Matherne G P, Linden J, Byford A M, Gauthier N S, Headrick J P
Department of Pediatrics, Cardiovascular Research Center, University of Virginia, Charlottesville, VA 22908, USA.
Proc Natl Acad Sci U S A. 1997 Jun 10;94(12):6541-6. doi: 10.1073/pnas.94.12.6541.
Activation of myocardial A1 adenosine receptors (A1AR) protects the heart from ischemic injury. In this study transgenic mice were created using the cardiac-specific alpha-myosin heavy chain promoter and rat A1AR cDNA. Heart membranes from two transgene positive lines displayed approximately 1,000-fold overexpression of A1AR (6,574 +/- 965 and 10,691 +/- 1,002 fmol per mg of protein vs. 8 +/- 5 fmol per mg of protein in control hearts). Compared with control hearts, transgenic Langendorff-perfused hearts had a significantly lower intrinsic heart rate (248 beats per min vs. 318 beats per min, P < 0. 05), lower developed tension (1.2 g vs. 1.6 g, P < 0.05), and similar coronary resistance. The difference in developed tension was eliminated by pacing. Injury of control hearts during global ischemia, indexed by time-to-ischemic contracture, was accelerated by blocking adenosine receptors with 50 microM 8-(p-sulfophenyl) theophylline but was unaffected by addition of 20 nM N6-cyclopentyladenosine, an A1AR agonist. Thus A1ARs in ischemic myocardium are presumably saturated by endogenous adenosine. Overexpressing myocardial A1ARs increased time-to-ischemic contracture and improved functional recovery during reperfusion. The data indicate that A1AR activation by endogenous adenosine affords protection during ischemia, but that the response is limited by A1AR number in murine myocardium. Overexpression of A1AR affords additional protection. These data support the concept that genetic manipulation of A1AR expression may improve myocardial tolerance to ischemia.
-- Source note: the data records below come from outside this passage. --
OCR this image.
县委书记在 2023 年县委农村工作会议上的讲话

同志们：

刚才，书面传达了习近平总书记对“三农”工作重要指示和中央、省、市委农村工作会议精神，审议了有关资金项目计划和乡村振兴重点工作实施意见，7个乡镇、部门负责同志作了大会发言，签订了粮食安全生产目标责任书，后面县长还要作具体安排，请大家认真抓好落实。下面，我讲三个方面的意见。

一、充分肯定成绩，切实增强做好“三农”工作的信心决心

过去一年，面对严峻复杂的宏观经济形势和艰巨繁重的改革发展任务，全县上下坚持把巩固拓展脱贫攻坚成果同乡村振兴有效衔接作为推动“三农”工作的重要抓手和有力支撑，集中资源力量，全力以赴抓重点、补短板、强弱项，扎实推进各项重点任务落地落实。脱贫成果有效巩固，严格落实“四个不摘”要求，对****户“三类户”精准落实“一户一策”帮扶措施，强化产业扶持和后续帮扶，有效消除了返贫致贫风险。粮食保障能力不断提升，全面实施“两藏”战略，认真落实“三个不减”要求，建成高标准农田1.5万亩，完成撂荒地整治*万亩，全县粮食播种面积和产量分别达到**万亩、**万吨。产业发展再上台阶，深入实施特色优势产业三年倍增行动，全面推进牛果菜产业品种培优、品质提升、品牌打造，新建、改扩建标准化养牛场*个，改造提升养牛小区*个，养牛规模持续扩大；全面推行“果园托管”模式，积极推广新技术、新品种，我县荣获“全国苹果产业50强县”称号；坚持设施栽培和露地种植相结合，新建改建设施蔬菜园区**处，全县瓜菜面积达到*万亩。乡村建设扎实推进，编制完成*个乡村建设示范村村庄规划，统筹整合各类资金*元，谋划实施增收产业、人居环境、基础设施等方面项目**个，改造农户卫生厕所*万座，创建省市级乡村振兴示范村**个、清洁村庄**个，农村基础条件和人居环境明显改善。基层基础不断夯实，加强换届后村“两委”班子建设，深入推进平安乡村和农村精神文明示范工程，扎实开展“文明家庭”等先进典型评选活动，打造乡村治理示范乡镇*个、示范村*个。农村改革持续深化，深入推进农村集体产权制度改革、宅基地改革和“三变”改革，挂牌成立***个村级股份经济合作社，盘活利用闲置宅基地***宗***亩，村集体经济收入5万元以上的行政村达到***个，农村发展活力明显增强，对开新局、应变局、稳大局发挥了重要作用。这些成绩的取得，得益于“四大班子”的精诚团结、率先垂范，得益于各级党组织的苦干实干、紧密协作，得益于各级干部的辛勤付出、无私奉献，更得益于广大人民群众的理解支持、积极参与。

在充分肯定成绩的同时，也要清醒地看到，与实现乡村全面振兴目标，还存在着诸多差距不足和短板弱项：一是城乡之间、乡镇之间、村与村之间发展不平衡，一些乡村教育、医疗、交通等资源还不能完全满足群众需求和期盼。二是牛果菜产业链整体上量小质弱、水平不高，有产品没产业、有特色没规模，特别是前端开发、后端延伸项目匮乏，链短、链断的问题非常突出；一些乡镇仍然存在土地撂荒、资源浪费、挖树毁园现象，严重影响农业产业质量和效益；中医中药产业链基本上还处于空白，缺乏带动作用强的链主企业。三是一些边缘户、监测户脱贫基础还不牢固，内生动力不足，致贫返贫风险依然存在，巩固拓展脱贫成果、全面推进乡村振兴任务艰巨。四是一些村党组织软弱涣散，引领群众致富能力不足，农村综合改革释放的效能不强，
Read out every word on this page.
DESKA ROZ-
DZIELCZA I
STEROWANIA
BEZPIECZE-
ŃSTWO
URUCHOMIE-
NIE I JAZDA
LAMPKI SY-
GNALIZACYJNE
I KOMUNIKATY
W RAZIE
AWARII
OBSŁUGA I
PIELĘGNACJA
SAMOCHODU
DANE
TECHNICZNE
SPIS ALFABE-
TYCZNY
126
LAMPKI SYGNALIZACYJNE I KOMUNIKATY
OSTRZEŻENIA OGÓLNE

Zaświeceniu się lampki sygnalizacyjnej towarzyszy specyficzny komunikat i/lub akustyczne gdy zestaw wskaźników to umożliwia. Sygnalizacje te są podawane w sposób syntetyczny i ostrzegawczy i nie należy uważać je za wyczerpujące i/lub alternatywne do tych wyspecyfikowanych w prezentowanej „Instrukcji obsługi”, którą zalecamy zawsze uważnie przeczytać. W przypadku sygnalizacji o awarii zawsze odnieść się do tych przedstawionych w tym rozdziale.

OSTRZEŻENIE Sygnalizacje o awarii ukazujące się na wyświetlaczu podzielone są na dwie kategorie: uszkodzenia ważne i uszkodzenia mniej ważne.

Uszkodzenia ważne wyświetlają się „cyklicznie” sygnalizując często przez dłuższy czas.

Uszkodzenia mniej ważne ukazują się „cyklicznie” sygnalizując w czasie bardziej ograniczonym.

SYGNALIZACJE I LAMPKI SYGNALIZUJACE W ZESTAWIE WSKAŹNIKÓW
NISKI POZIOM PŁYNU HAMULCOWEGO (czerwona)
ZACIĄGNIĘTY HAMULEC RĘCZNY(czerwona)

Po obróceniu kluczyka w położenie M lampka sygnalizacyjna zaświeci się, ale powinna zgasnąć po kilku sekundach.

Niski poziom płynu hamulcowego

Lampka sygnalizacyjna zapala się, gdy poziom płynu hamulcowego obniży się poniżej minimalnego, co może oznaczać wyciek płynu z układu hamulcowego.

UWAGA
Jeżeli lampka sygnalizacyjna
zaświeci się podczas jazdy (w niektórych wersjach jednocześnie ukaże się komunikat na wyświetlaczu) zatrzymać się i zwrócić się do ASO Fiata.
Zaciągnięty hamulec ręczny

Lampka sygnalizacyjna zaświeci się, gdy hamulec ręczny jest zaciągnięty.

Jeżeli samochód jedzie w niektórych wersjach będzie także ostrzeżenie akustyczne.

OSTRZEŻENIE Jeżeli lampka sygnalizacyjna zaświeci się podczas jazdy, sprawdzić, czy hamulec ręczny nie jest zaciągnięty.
心肌A1腺苷受体(A1AR)的激活可保护心脏免受缺血性损伤。在本研究中,使用心脏特异性α-肌球蛋白重链启动子和大鼠A1AR cDNA创建了转基因小鼠。来自两个转基因阳性品系的心脏膜显示A1AR过表达约1000倍(每毫克蛋白质6574±965和10691±1002 fmol,而对照心脏为每毫克蛋白质8±5 fmol)。与对照心脏相比,转基因Langendorff灌注心脏的固有心率显著降低(每分钟248次搏动 vs. 每分钟318次搏动,P < 0.05),舒张期张力降低(1.2 g vs. 1.6 g,P < 0.05),冠状动脉阻力相似。通过起搏消除了舒张期张力的差异。在整体缺血期间,对照心脏的损伤以缺血性挛缩时间为指标,用50μM 8-(对磺基苯基)茶碱阻断腺苷受体可加速损伤,但添加20 nM N6-环戊基腺苷(一种A1AR激动剂)则无影响。因此,缺血心肌中的A1AR可能被内源性腺苷饱和。过表达心肌A1AR可增加缺血性挛缩时间并改善再灌注期间的功能恢复。数据表明,内源性腺苷激活A1AR在缺血期间提供保护,但该反应受小鼠心肌中A1AR数量的限制。A1AR的过表达提供了额外的保护。这些数据支持这样的概念,即对A1AR表达进行基因操作可能会提高心肌对缺血的耐受性。